A: Due to the need to account for ESF monies for each ESF Contract Area (ECA) separately, and particularly in light of the need to account for the sub-regions, the Authority does not consider this to be viable. Although we are aware of the potential for added value to be gained through the deployment of a proposal which supports delivery in different ECAs, it is felt that such an approach would not provide sufficient distinction when accounting for contractual expenditure in particular ECAs/sub-regions.

5: Will sub-providers need to complete a tender submission in order to be considered?

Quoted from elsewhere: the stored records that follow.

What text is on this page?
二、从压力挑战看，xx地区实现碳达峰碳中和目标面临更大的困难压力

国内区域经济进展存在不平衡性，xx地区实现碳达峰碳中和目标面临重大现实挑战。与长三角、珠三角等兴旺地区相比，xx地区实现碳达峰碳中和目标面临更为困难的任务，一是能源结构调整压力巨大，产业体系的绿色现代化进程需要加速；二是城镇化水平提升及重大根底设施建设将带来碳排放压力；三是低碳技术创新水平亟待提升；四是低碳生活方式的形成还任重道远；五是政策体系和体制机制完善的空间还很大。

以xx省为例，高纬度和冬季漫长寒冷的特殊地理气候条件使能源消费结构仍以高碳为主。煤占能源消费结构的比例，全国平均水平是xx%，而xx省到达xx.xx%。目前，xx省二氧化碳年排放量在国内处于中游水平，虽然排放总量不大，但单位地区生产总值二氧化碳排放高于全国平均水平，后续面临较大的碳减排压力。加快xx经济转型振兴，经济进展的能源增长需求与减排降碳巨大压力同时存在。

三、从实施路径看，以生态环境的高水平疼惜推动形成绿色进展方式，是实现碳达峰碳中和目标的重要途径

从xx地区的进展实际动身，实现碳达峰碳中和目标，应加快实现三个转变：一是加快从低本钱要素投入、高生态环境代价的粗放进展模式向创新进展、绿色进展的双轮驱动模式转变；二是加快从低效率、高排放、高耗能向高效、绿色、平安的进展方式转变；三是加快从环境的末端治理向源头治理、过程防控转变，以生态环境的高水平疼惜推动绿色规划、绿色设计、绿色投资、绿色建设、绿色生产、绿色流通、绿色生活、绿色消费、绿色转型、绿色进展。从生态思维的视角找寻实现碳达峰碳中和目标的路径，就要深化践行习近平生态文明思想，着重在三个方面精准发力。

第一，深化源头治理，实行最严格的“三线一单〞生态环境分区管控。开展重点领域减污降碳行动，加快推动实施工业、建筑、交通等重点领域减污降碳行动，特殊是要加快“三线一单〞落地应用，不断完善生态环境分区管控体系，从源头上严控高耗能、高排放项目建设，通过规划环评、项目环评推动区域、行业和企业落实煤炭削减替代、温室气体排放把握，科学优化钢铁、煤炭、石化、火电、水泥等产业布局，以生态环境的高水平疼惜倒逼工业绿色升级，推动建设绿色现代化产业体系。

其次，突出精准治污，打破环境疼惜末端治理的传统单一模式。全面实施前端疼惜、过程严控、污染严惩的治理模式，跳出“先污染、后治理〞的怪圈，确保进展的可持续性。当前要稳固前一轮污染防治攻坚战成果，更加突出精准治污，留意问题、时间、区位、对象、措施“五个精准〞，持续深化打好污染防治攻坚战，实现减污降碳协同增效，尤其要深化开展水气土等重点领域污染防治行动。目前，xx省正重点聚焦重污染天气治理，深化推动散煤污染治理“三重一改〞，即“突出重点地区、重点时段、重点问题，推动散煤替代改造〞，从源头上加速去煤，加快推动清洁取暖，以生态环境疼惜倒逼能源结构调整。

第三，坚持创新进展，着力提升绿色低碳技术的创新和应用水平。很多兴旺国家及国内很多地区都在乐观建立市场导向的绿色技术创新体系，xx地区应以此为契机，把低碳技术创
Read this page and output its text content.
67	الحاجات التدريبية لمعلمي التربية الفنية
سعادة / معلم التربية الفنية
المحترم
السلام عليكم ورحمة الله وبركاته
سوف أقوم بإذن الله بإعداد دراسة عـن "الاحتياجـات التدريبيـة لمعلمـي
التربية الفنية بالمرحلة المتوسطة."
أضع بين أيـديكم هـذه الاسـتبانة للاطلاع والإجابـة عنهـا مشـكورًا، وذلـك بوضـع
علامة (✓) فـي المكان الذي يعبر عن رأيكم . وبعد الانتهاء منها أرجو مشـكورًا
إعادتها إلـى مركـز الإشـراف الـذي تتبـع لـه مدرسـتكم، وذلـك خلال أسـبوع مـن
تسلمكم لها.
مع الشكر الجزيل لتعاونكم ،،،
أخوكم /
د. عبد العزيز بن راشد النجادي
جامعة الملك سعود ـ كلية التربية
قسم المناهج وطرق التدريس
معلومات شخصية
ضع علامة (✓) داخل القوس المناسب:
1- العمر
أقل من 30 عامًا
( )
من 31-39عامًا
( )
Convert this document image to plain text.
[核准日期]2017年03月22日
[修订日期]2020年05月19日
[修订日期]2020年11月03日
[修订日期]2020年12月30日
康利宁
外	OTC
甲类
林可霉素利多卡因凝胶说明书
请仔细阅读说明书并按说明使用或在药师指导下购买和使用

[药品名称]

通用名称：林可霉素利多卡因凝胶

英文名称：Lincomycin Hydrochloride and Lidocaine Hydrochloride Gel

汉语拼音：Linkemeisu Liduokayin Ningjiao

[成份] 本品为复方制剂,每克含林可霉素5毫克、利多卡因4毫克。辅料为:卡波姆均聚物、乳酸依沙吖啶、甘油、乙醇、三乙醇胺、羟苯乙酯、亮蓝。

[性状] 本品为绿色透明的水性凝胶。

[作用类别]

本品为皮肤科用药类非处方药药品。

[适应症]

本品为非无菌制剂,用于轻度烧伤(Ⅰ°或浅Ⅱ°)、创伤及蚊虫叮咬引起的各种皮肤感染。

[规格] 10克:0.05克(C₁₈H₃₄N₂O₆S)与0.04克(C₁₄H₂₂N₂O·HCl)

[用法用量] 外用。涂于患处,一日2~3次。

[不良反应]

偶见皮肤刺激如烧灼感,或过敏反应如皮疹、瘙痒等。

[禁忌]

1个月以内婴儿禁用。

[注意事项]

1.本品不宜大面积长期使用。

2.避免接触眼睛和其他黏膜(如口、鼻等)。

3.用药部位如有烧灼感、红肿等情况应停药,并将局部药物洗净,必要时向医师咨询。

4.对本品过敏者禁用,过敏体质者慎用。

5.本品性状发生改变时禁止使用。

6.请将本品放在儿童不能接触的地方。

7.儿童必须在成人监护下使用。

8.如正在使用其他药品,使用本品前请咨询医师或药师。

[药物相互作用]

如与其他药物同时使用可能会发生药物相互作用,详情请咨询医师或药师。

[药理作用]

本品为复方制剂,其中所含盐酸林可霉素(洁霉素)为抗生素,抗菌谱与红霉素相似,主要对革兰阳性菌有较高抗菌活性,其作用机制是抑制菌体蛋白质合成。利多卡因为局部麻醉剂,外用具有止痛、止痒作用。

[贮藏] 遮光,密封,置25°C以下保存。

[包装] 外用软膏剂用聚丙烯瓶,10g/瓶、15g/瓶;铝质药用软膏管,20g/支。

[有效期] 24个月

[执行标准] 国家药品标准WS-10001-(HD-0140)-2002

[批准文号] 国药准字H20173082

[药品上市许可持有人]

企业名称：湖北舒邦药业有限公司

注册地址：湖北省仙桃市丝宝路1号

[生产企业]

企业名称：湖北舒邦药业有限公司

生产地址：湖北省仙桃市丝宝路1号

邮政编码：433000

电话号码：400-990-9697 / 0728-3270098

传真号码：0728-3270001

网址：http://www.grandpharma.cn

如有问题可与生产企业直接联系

A: No. The Authority will not be seeking responses directly from sub-providers. Any such work would take the form of engagement and supply chain development between the prime and sub-providers who are looking at bidding for a particular ECA. The responsibility in respect of entering a tender submission would rest with the prime provider (in whatever form they may be).

6: If a bidding entity is competing for a Transforming Rehabilitation (TR) contract, would the outcome of this bid (successful or unsuccessful) affect the award of the ESF Round 3 contracts?

A: The two competitions will be run independently from each other. It is not envisaged that participation in one would have any bearing on participation in the other.

7: Will you be making TUPE information available?

A: The current (Round 2) providers will be approached by the Authority for this information and this in turn will be made available to bidders as part of the tendering process – it is expected that this will be available as part of the First ITT. It should be restated that the Authority maintains a neutral position, and that any TUPE implications would be commercial considerations that reside between the respective organisations.

8: Can prospective sub-providers approach more than one prime provider?

A: The Authority has no restrictions in place that would prevent you from doing so, and would activity encourage both prospective prime and sub-providers to adopt a broad and inclusive approach to market engagement and supply chain management. The nature of the relationships between prime and sub-providers would be for the respective parties to determine.